If you’re looking for culprits, there are plenty of other targets on whom it’s tempting to pin blame—college-application coaches who help package students into perfect candidates, sometimes at the expense of their true selves, or high-school counselors who keep aiming their students at the same famous elite colleges without considering other options. But are they perpetuating the problem or simply delivering what the system demands? Steinberg says she regularly feels a psychological tension between the fact that she profits off the cultural fixation on elite colleges but also recognizes its consequences.
“What we universally have created is a dysfunctional system that is demanding something that most 17-year-olds aren’t developmentally quite ready to [give],” she says—a definitive, nuanced answer to the question of who they are and how they fit into the world.
Some elite colleges have taken small steps to combat their own elitism. Harvard, for example, a few years ago launched an online-education portal allowing any member of the public to access and take its courses. And Jill Dolan, Princeton University’s dean of the college, says that the school’s admissions officers consistently stress, on campus tours and at events for prospective students, that the Ivy League institution isn’t for everyone and that a lesser-known school is often a much better fit for many candidates.

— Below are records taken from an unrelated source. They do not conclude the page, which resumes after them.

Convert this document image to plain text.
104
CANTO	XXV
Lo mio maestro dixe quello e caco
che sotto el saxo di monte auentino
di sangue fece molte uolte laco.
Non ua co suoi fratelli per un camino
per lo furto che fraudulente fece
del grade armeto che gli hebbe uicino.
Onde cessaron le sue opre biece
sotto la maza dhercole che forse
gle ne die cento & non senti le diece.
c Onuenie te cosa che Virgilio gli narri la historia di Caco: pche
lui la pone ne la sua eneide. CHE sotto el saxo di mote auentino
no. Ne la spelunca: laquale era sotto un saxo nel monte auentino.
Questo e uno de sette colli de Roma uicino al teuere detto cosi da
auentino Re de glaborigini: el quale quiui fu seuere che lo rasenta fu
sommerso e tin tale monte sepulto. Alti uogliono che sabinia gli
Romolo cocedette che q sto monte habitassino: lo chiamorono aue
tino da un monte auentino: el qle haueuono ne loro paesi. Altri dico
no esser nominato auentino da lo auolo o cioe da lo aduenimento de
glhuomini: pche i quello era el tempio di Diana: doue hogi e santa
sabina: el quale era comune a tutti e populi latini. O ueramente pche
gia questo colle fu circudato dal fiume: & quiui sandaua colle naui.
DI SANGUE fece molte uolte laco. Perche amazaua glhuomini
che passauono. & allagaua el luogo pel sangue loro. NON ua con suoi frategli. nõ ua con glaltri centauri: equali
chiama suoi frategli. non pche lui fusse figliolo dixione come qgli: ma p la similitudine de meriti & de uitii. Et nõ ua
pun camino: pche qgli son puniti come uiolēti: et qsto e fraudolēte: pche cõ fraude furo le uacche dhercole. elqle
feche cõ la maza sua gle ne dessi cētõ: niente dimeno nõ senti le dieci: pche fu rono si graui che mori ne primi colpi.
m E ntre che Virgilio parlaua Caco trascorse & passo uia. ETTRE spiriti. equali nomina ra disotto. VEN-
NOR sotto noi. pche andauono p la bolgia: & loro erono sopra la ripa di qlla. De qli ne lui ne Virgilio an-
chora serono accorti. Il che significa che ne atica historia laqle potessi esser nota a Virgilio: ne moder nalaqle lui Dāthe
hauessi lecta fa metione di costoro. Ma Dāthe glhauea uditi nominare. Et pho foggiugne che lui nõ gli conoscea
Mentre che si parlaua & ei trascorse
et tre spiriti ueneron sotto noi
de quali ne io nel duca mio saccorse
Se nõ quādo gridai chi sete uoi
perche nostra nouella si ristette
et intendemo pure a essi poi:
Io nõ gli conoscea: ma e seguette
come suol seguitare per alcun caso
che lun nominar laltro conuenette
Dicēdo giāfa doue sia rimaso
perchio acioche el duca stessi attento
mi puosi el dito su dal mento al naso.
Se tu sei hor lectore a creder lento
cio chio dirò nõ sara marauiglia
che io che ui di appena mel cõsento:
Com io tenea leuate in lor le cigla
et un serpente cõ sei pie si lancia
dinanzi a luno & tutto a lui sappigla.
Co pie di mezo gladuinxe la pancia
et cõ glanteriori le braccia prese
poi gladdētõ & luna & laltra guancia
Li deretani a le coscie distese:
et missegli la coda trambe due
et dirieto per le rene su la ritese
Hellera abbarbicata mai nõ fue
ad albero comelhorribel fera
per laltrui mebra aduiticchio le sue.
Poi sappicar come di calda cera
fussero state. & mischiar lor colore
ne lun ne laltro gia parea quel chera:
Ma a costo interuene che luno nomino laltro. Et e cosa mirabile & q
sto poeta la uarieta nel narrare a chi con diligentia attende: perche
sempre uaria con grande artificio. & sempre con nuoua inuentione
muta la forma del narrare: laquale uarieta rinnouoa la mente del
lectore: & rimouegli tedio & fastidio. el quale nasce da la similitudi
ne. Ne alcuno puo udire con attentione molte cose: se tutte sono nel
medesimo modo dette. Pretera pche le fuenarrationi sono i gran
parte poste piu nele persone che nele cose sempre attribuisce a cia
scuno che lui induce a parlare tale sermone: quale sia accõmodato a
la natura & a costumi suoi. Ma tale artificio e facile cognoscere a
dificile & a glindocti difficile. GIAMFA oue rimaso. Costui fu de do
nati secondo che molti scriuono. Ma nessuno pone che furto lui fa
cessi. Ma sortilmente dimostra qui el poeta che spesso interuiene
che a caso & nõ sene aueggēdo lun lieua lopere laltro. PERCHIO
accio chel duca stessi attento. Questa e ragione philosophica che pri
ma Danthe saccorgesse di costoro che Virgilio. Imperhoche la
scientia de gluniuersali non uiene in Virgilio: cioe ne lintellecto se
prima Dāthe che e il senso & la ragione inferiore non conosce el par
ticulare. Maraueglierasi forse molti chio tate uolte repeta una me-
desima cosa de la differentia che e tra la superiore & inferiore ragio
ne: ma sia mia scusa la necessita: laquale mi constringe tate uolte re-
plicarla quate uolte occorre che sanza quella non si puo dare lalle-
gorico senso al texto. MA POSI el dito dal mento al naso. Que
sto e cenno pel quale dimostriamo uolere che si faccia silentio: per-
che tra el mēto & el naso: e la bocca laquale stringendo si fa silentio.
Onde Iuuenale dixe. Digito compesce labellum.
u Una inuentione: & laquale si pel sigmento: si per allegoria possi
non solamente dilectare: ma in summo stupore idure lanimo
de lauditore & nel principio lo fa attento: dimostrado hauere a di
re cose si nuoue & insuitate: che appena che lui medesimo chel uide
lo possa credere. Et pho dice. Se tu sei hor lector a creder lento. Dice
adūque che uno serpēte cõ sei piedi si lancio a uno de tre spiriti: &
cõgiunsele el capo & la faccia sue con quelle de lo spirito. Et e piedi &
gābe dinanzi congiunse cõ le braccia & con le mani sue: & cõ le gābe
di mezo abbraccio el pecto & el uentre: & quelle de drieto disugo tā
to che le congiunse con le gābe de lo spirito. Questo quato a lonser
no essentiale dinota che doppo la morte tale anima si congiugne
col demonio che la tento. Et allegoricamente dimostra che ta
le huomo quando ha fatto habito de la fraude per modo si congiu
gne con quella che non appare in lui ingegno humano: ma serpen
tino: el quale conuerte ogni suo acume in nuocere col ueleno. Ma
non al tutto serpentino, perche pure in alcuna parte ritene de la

Many top colleges are also members of the Coalition for Access, Affordability, and Success, which has developed an alternative universal application that’s designed to encourage kids to think more deeply about the process. Some, most notably Yale, have recently increased the sizes of their freshman classes; Princeton has major plans to expand its undergraduate body, too.
But college admissions won’t be fixed by these tweaks alone. And perhaps the lawsuit against Harvard, whatever its merits, could help start to dispel the illusion that whether one gets into an elite college or not is any reflection of a student's worth or future prospects. In a recent survey of admissions directors by Inside Higher Ed and Gallup, half of respondents said that the Harvard lawsuit “has created significant distrust among Asian American applicants and their families” in the admissions process. Perhaps it’s raising awareness about the flaws in the system forcing conversations that could serve as an important first step in effecting change.
In the meantime, the students who do win the elite-college admission lottery often find themselves stuck on the hamster wheel of achievement. Though they may be better positioned for success than their peers at other colleges, they also find that the stress and competition they endured to get accepted doesn’t end once they’re on campus. “At Yale, everyone is competing against these standards that they set for themselves, and ... that is something I wish just didn’t exist,” says Wang, the aspiring economist. “But I don’t know how I could’ve approached [the admissions process] better in high school. It’s kind of like a Tragedy of the Commons: If everybody is competitive, you have to be, too.”